Black Hats and White Hats: Cumulative Effect

(Part Two in a Series)

If push comes to shove and you are forced to file suit to protect your intangible assets, be sure that you are Wearing a White Hat.*

No one thing determines whether you are wearing a black hat or a white hat.  The color of your hat depends on the cumulative effect of your actions.

To increase the likelihood that you will be deemed a “White Hat,” remember what you learned in Sunday School as a child: do unto others as you would them do unto you.  Then behave consistently with that advice.

If you are a White Hat, you will try not only to protect your business, but also to treat your employees fairly and ethically.  You will not seek to eliminate competition per se, but will, instead seek to eliminate unfair competition.  You will not overreach, but will, rather, pursue the Least Restrictive Means Possible.  You will treat others the way you would want to be treated if you were in their shoes.

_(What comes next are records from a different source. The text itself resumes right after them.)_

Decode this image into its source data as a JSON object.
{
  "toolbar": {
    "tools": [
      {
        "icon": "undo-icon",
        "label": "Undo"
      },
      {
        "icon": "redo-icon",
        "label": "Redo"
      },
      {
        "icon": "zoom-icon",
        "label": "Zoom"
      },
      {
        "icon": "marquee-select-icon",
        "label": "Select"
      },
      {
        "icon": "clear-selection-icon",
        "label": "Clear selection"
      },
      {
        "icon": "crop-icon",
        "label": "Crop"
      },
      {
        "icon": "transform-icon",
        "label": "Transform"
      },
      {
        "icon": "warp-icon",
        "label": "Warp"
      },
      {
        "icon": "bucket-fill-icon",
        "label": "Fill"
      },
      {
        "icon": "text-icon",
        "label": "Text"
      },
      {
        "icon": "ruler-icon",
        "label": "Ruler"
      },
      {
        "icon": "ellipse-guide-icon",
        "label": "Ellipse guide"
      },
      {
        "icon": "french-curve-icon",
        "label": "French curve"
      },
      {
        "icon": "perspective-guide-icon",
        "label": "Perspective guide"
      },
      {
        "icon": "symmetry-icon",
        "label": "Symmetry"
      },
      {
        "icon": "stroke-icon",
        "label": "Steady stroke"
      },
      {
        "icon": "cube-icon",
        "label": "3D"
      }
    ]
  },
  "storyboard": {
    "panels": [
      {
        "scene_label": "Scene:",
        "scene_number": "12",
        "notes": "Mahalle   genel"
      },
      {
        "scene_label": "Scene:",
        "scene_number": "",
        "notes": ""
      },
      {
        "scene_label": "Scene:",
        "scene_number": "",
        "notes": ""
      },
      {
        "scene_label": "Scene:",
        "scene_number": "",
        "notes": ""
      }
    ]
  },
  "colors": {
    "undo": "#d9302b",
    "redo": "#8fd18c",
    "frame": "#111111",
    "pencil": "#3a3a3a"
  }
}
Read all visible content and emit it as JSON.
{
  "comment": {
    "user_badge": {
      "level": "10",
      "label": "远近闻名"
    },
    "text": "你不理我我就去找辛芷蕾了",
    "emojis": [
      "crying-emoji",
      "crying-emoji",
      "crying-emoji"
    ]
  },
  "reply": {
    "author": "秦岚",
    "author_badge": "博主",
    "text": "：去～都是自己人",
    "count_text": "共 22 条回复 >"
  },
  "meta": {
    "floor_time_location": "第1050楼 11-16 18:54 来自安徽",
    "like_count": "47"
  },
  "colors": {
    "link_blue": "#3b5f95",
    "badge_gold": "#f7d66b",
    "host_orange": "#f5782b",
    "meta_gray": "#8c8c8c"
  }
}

Consider how these principles apply in the following circumstances:

  • The scope of your protected information:  Not all information is of equal value.  If you seek to protect everything as “confidential,” “proprietary,” or “trade secret,” you diminish the value of your information that truly is protected.  Don’t be the boy who cried wolf.
  • The extent of your restrictions:  Not all employees are a threat to your business.  Adapt your restrictions based on the nature of the employee’s responsibilities.
  • The way you establish restrictions:  Did you inform your prospective employee that he would be required to sign a restrictive covenant before he accepted the job?  Or, did you surprise him with a restrictive covenant on his first day on the job?
  • The way you teach and follow-up:  Train your employees about their responsibilities to protect your intangible assets.  Your training and teaching is Always and Never Done. Train when you hire, train when you promote, and train in regular staff meetings.  Teach people what their obligations are, and then help them fulfill those obligations.
  • The way you treat the intangible assets of others:  This is where the Golden Rule truly comes into play.  If you engage in corporate espionage, poach employees from your competitors, and hack into your competitor’s database, don’t be surprised if your information is leaked out.  Neither your employees nor the court will be sympathetic to your claims of confidentiality.

The law of trade secrets is somewhat uniform across the country, but the law of restrictive covenants varies dramatically from jurisdiction to jurisdiction.  Seek the advice of experienced legal counsel in your jurisdiction.  Your counsel can help you develop and implement a legal strategy that is appropriate for your circumstances.  Retain the services of a competent security specialist to help you develop an appropriate plan for securing your information.  Whatever you do, start now.

If you start looking for your white hat after an employee leaves with sensitive business information, you will be too late.  The court will consider the cumulative effect of your actions, starting with what you do today.

*    “Wearing a White Hat” refers to the phenomenon in old time Western movies where the “good guys” wore white hats and the “bad guys” wore black hats.  When you “Wear a White Hat,” you encourage the court to rule in your favor and protect your intangible assets because you have behaved fairly and ethically.